I arrived for class in yesterday’s blazer, bags under my eyes and espresso in my beard.

According to Gerard of Berry (a 12th-century physician), the best cure for lovesickness is sex with the beloved. Second best: sex with somebody else. Of course, my undergraduate syllabus could never address such doctoral-level topics.

My students did, however, read Ovid (the ancient Roman poet, popular throughout the Middle Ages). And they censured Ovid when he described the Rape of the Sabine Women as a precedent for his mackin’ style. But, in my own agitated state, I took to heart Ovid’s assertion that all women can be wooed through persistence. (Although I needed to extrapolate somewhat, since I’m gay.)

I invited my reluctant lover to the theater and bought us nosebleed seats. There, as Ovid said, we could “sit side by side as close as you can; and that is easy, for the rows compel closeness, even if she [lege: he] be unwilling.” The date ended with the promise of another.

But the following week, a curt text terminated our dinner plans. Undaunted, I showed up at the man’s doorstep with sunflowers and takeout oxtail (his favorite). “This is not ideal,” my crush said, but he let me in.

Actually, I relish in my boo’s idealism -- his quest for perfection, which is deeply ingrained in his training as a ballerino. But it is perhaps the very idealism of medieval fin’amor that was the biggest turn-off for my students.

Reading Dante’s La Vita Nuova, one literature major pronounced: “Beatrice is not depicted as a person, but a demigod.” Similarly, a creative writer classified Dante’s idolatry of Beatrice as “dysfunctional” and “unhealthy.”

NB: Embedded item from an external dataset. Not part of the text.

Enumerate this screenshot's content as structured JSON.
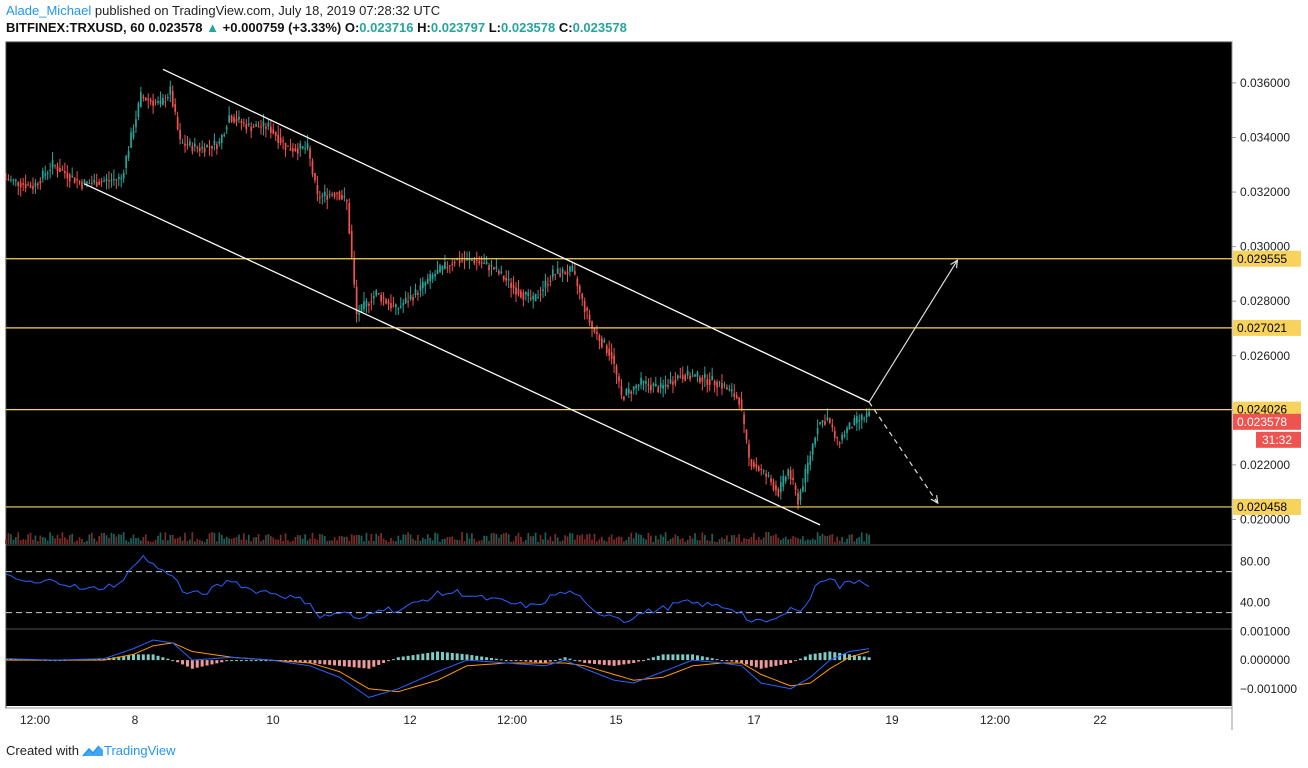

Students scolded Dante’s deification of Beatrice, on the grounds that Dante’s love is impractical, inefficient and inadequately concerned with mental and physical well-being. In contrast with contemporary dating -- which is often a venal question of matching one’s interests, career goals and preferred modes of instant gratification -- Dante sacrifices earthly happiness, and he orients himself toward the heavens. Dante’s love, by definition, devolves from the afterlife, thus rendering meaningless one’s health and functionality in this world.

In a vatic frenzy, Dante composed stunning -- or offensive -- verses for Beatrice. And with no less devotion -- but with considerably less talent -- I penned 50 sonnets for my love.

In the process, I began to see him in terms of Ciceronian philosophy. But this is a complicated point that I was too lovesick to teach clearly: in the first century BC, Cicero had argued that friendship can only exist between good men. Medieval people romanticized and heterosexualized that notion, making Ciceronian friendship the basis for their cross-gendered romantic ethics.

The moral of that story? I, in turn, re-queered the whole corpus of medieval love literature. And I used Dante’s poems as models for my own sonnets, which praised my sweetheart as the apotheosis of classical virtue.

You might say that I came on a little strong.

But my heady sonnets did soften the guy’s heart. So, one day in class, I asked my students what they would do if someone had written La Vita Nuova for them. Students assured me that they would file restraining orders or, at least, “block him on Facebook.”

I thought that I had been spittin’ mad game. But by contemporary standards, the techniques of my medieval romance would appear desperate, unattractive and/or illegal. De gustibus!

Having taken the pulse of the milieu, I decided to practice more restraint. Therefore, I did not employ the most unmodern technology of medieval courtship, the polemic, which was theorized by Andreas Capellanus (the 12th-century authority on courtly love). Capellanus advised lovers to attain their beloved’s mutual consent through sustained, rational argument. Incidentally, Capellanus thereby demonstrates the vast moral progress that separated the Middle Ages from Ovid. (But my students insisted that “Capellanus is still a misogynist!”)

In any case, I declined to write a diatribe of the type that Capellanus recommends.

Instead, I began writing love poems for strangers on the subway, and I texted my crush a smiley face, hoping that he texts back.